Timestamp('2000-01-01 00:00:00')
def test_index_creation(start, n:int) -> List:
    start = as_timestamp(start).to_datetime64()
    time_step_seconds = 3600
    delta_t = np.timedelta64(time_step_seconds, 's')
    return [start + delta_t * i for i in range(n)]
a = test_index_creation(start, n)
CPU times: user 293 ms, sys: 8.48 ms, total: 301 ms
Wall time: 300 ms

This is actually more of an improvement than I anticipated. OK. What else can we do?

Pandas has the helpful Time series / date functionality page in its documentation. The function from which we started is generic, but for important cases such as hourly and daily time steps, there are options to use the freq argument to the date_range function

pd.date_range(start, periods=n, freq="H")
CPU times: user 242 µs, sys: 686 µs, total: 928 µs
Wall time: 520 µs
DatetimeIndex(['2000-01-01 00:00:00', '2000-01-01 01:00:00',
               '2000-01-01 02:00:00', '2000-01-01 03:00:00',
               '2000-01-01 04:00:00', '2000-01-01 05:00:00',
               '2000-01-01 06:00:00', '2000-01-01 07:00:00',
               '2000-01-01 08:00:00', '2000-01-01 09:00:00',
               '2009-12-28 14:00:00', '2009-12-28 15:00:00',
               '2009-12-28 16:00:00', '2009-12-28 17:00:00',
               '2009-12-28 18:00:00', '2009-12-28 19:00:00',
               '2009-12-28 20:00:00', '2009-12-28 21:00:00',
               '2009-12-28 22:00:00', '2009-12-28 23:00:00'],
              dtype='datetime64[ns]', length=87600, freq='H')

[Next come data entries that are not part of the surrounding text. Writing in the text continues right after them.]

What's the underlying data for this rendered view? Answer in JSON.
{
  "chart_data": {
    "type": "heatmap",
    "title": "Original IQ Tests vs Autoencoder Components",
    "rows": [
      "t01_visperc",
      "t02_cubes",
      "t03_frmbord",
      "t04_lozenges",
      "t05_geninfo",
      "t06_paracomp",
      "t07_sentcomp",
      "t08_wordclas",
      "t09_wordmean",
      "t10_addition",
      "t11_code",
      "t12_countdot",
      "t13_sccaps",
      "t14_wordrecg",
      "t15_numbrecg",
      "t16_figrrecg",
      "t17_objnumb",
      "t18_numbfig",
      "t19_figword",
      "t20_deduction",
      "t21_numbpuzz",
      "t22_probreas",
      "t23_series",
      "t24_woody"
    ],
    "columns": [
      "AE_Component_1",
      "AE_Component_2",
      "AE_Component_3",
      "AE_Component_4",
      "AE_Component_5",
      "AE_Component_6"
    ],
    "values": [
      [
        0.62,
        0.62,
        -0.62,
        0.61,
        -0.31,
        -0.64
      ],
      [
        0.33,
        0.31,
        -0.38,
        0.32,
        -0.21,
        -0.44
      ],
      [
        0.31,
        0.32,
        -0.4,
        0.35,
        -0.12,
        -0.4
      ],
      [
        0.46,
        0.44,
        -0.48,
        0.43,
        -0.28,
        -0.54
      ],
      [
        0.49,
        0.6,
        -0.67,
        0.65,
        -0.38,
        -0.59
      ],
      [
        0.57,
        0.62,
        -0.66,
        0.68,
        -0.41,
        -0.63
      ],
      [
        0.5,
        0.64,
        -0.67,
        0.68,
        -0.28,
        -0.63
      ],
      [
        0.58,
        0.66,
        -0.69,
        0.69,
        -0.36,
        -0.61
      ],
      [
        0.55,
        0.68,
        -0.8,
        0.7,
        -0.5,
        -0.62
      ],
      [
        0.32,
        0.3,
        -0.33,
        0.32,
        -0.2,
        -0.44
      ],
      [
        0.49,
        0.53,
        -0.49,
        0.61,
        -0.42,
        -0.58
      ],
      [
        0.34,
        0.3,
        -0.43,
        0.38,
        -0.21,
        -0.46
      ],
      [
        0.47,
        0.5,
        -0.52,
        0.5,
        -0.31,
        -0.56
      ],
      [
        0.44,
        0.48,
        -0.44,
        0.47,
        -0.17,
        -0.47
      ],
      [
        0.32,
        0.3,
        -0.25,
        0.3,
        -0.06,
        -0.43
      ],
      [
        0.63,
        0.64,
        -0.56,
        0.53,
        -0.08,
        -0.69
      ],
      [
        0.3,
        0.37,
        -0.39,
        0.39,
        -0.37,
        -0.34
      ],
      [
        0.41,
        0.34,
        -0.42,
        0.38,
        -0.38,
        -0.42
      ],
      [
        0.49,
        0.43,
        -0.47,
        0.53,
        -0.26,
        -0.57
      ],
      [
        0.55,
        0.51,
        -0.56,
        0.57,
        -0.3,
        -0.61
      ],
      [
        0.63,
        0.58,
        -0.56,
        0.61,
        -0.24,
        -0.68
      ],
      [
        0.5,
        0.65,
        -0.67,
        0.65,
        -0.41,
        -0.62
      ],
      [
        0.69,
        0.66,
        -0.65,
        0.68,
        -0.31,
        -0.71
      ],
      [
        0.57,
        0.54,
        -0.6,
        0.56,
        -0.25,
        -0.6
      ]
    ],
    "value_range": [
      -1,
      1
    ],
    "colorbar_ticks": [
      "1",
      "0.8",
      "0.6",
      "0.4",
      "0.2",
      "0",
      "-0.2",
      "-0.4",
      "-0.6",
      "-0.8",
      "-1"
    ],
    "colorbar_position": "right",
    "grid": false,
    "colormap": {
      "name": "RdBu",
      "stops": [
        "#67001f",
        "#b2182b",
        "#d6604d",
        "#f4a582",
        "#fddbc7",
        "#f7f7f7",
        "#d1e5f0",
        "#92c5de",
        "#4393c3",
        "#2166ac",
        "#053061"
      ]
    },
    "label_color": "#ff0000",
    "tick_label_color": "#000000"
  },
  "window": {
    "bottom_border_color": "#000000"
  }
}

It is two order of magnitude faster… Definitely worth a re-engineering of the features in the we started from.

This probably does not solve the issue for many other cases (irregular time steps, e.g. monthly), but there are many cases where we could benefit. The date_range documentation specifies that an arbitrary DateOffset to its freq argument (freq: str or DateOffset, default ‘D’). How efficient is this operation on our 87600 data points?

d_offset = pd.tseries.offsets.DateOffset(minutes=15)
start + d_offset
Timestamp('2000-01-01 00:15:00')
pd.date_range(start, periods=n, freq=d_offset)
CPU times: user 1.5 s, sys: 1.32 ms, total: 1.5 s
Wall time: 1.5 s
DatetimeIndex(['2000-01-01 00:00:00', '2000-01-01 00:15:00',
               '2000-01-01 00:30:00', '2000-01-01 00:45:00',
               '2000-01-01 01:00:00', '2000-01-01 01:15:00',
               '2000-01-01 01:30:00', '2000-01-01 01:45:00',
               '2000-01-01 02:00:00', '2000-01-01 02:15:00',
               '2002-07-01 09:30:00', '2002-07-01 09:45:00',
               '2002-07-01 10:00:00', '2002-07-01 10:15:00',
               '2002-07-01 10:30:00', '2002-07-01 10:45:00',
               '2002-07-01 11:00:00', '2002-07-01 11:15:00',
               '2002-07-01 11:30:00', '2002-07-01 11:45:00'],
              dtype='datetime64[ns]', length=87600, freq='<DateOffset: minutes=15>')

It looks like in this case this is actually a fair bit slower than my original implementation. Interesting. And using start.to_datetime64() makes no difference too.


This demonstrated a relatively simple, but real case where cProfiler helps alleviate usually small but pervasive runtime inefficiencies. In this case, so far we have not needed to look close to the Python/C interoperability layer. The key bottleneck was pure python. I envisage I may post something later on looking at trickier situation.

To be honest, I did second guess a few things upfront. But the cProfiler and simpler %%time brought at least confirmation and sometimes useful, conter-intuitive insight. “You cannot manage what you cannot measure” as the saying goes.